Thursday, October 4, 2012

What Would Keats Drink?

Probably nothing, he was sick so much of his short life.

But that sad fact is no reason to get in the way of so silly an idea as a commemorative cocktail to mark the centenary of Poetry Magazine. (These days, it seems every event, no matter in what field, has to have a signature cocktail.)

Here's my account of the oddball libation:
Ode to a Cocktail
 By ROBERT SIMONSON
What would Keats drink?
On Thursday, at a celebration in Chicago honoring the centenary of Poetry magazine, guests will raise a cocktail created especially for the occasion. Named the Hippocrene — the mythological source of poetic inspiration — it is the work of Brian West, a web developer at Columbia College Chicago and cocktail enthusiast, and is primarily inspired by John Keats’s “Ode to a Nightingale.”

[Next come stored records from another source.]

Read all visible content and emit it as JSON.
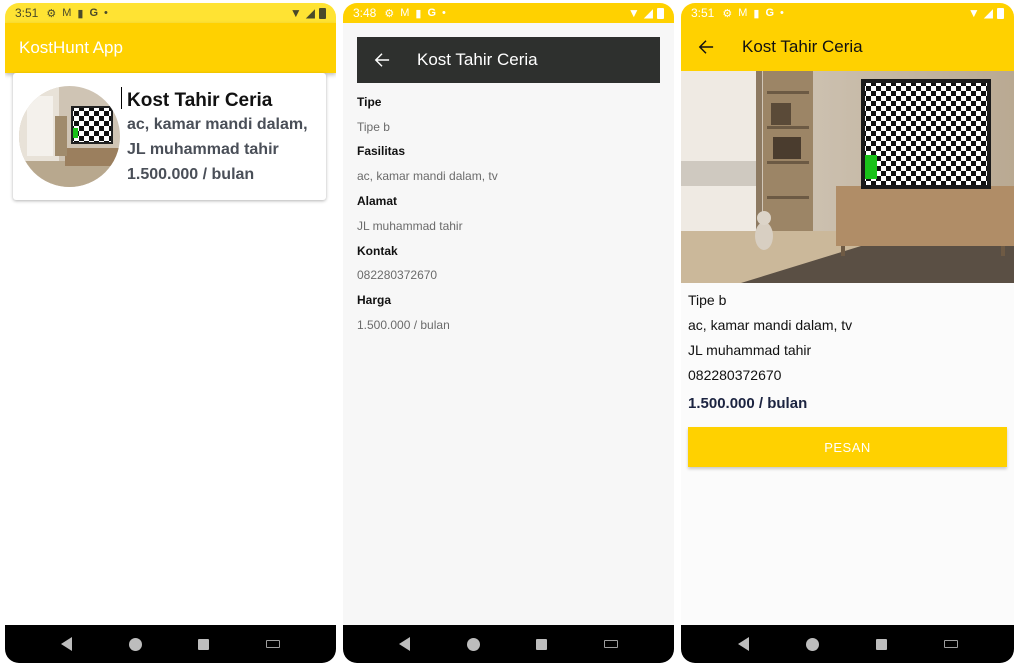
{
  "phone1": {
    "status": {
      "time": "3:51",
      "icons": [
        "gear-icon",
        "gmail-icon",
        "bug-icon",
        "google-icon",
        "dot-icon"
      ]
    },
    "appbar": {
      "title": "KostHunt App"
    },
    "card": {
      "title": "Kost Tahir Ceria",
      "facilities": "ac, kamar mandi dalam,",
      "address": "JL muhammad tahir",
      "price": "1.500.000 / bulan"
    }
  },
  "phone2": {
    "status": {
      "time": "3:48"
    },
    "appbar": {
      "title": "Kost Tahir Ceria"
    },
    "details": [
      {
        "label": "Tipe",
        "value": "Tipe b"
      },
      {
        "label": "Fasilitas",
        "value": "ac, kamar mandi dalam, tv"
      },
      {
        "label": "Alamat",
        "value": "JL muhammad tahir"
      },
      {
        "label": "Kontak",
        "value": "082280372670"
      },
      {
        "label": "Harga",
        "value": "1.500.000 / bulan"
      }
    ]
  },
  "phone3": {
    "status": {
      "time": "3:51"
    },
    "appbar": {
      "title": "Kost Tahir Ceria"
    },
    "type": "Tipe b",
    "facilities": "ac, kamar mandi dalam, tv",
    "address": "JL muhammad tahir",
    "contact": "082280372670",
    "price": "1.500.000 / bulan",
    "button_label": "PESAN"
  },
  "colors": {
    "accent": "#ffd100",
    "appbar_dark": "#2e302e",
    "navbar": "#000000"
  }
}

Mr. West became interested in mixology during the three and a half years he worked as Web producer for the Poetry Foundation, which publishes the magazine. When he was asked to create the drink, he said in an e-mail, he looked at the myth around the Hippocrene spring and the Pegasus, but also at a few lines from “Ode to a Nightingale.” As the tale goes, Pegasus — the winged horse that has long been the symbol of Poetry magazine — struck the mythical Mount Helicon, a peak sacred to the muses, and out gushed the Hippocrene.

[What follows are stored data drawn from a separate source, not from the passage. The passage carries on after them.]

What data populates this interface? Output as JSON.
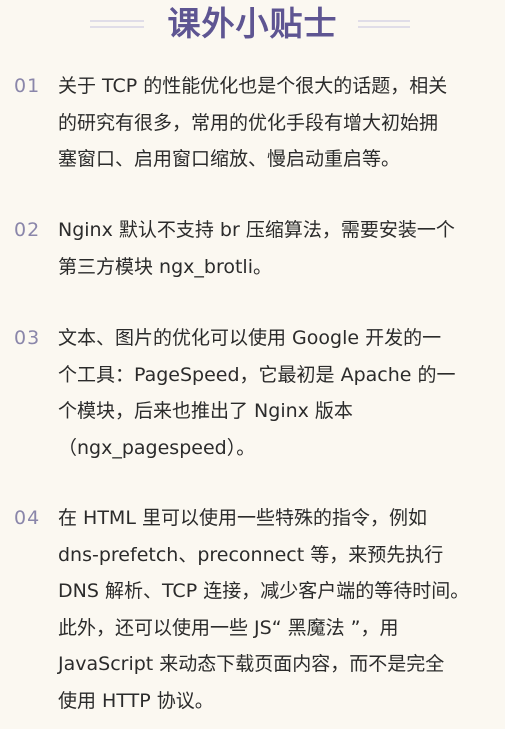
{
  "header": {
    "title": "课外小贴士"
  },
  "tips": [
    {
      "number": "01",
      "text": "关于 TCP 的性能优化也是个很大的话题，相关\n的研究有很多，常用的优化手段有增大初始拥\n塞窗口、启用窗口缩放、慢启动重启等。"
    },
    {
      "number": "02",
      "text": "Nginx 默认不支持 br 压缩算法，需要安装一个\n第三方模块 ngx_brotli。"
    },
    {
      "number": "03",
      "text": "文本、图片的优化可以使用 Google 开发的一\n个工具：PageSpeed，它最初是 Apache 的一\n个模块，后来也推出了 Nginx 版本\n（ngx_pagespeed）。"
    },
    {
      "number": "04",
      "text": "在 HTML 里可以使用一些特殊的指令，例如\ndns-prefetch、preconnect 等，来预先执行\nDNS 解析、TCP 连接，减少客户端的等待时间。\n此外，还可以使用一些 JS“ 黑魔法 ”，用\nJavaScript 来动态下载页面内容，而不是完全\n使用 HTTP 协议。"
    }
  ],
  "colors": {
    "title": "#5e5592",
    "number": "#8a86aa",
    "text": "#2b2b2b",
    "background": "#fbf8f1"
  }
}
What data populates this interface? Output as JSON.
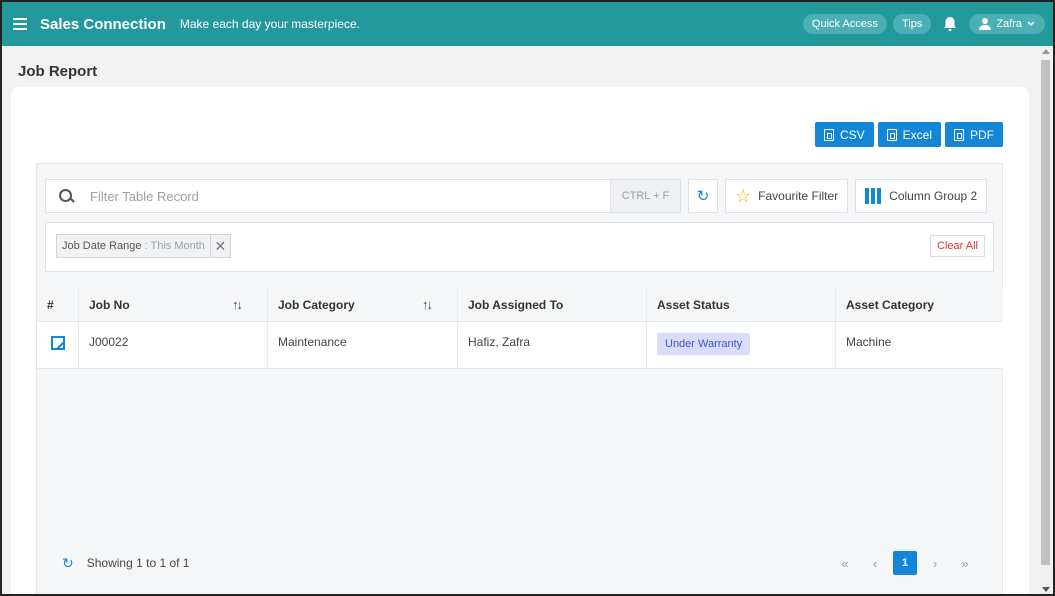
{
  "topbar": {
    "brand": "Sales Connection",
    "tagline": "Make each day your masterpiece.",
    "quick_access": "Quick Access",
    "tips": "Tips",
    "user": "Zafra",
    "accent": "#23999c"
  },
  "page": {
    "title": "Job Report"
  },
  "export": {
    "csv": "CSV",
    "excel": "Excel",
    "pdf": "PDF"
  },
  "search": {
    "placeholder": "Filter Table Record",
    "value": "",
    "shortcut": "CTRL + F",
    "favourite_filter": "Favourite Filter",
    "column_group": "Column Group 2"
  },
  "filters": {
    "chip_label": "Job Date Range",
    "chip_separator": " : ",
    "chip_value": "This Month",
    "clear_all": "Clear All"
  },
  "table": {
    "columns": [
      "#",
      "Job No",
      "Job Category",
      "Job Assigned To",
      "Asset Status",
      "Asset Category"
    ],
    "rows": [
      {
        "job_no": "J00022",
        "job_category": "Maintenance",
        "assigned_to": "Hafiz, Zafra",
        "asset_status": "Under Warranty",
        "asset_category": "Machine"
      }
    ]
  },
  "footer": {
    "showing": "Showing 1 to 1 of 1",
    "first": "«",
    "prev": "‹",
    "current_page": "1",
    "next": "›",
    "last": "»"
  }
}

The fountain is invoked in many poems, including “Ode to a Nightingale.” The lines Mr. West focused on came from the second stanza:
O, for a draught of vintage! that hath been
Cool’d a long age in the deep-delved earth,
Tasting of Flora and the country green,
Dance, and Provençal song, and sunburnt mirth!
O for a beaker full of the warm South,
Full of the true, the blushful Hippocrene,
With beaded bubbles winking at the brim,
And purple-stained mouth;
That I might drink, and leave the world unseen,
And with thee fade away into the forest dim:
“It was obvious that we needed a sparkling wine,” said Mr. West, pointing to those “beaded bubbles winking” in the stanza’s seventh line. “I was also inspired by the line, ‘Tasting of Flora and the country green,’ to add some herbal notes with gin, mint, ginger and basil,” he said.

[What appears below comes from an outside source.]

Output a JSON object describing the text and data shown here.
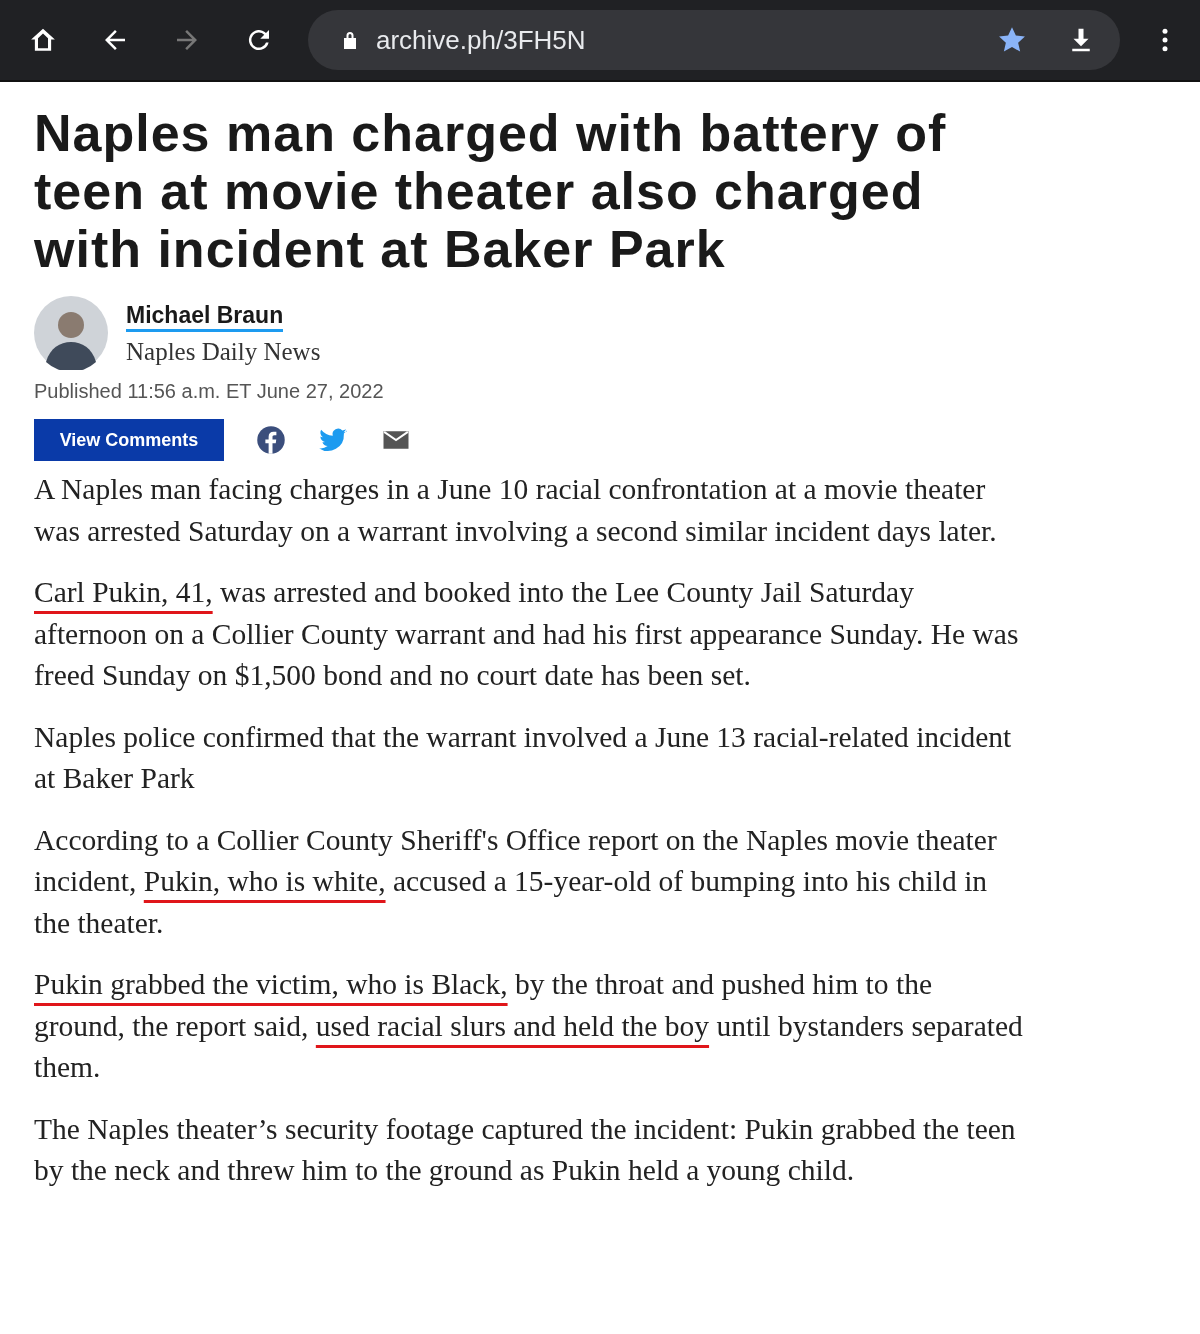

He found both Prosecco and Korbel Extra Dry performed nicely as the sparkling wine in his concoction, and for the gin — given Keats’s British heritage, what other base spirit would have been appropriate? — Mr. West thinks Ransom Old Tom Gin, Farmer’s Gin and Small’s Gin work best. The ginger in the drink comes in the form of ginger liqueur, and the mint arrives as mint tea. The drink also includes lemon juice, grapefruit juice and grapefruit bitters. (With so many glories of the garden in this concoction, surely Wordsworth would have joined Keats in a glassful.)
The event, where the cocktail will be unveiled, will also commemorate the publication of “The Open Door,” an anthology of 100 poems collected from Poetry’s archives, published by the University of Chicago Press. The magazine was founded in Chicago in 1912 by Harriet Monroe.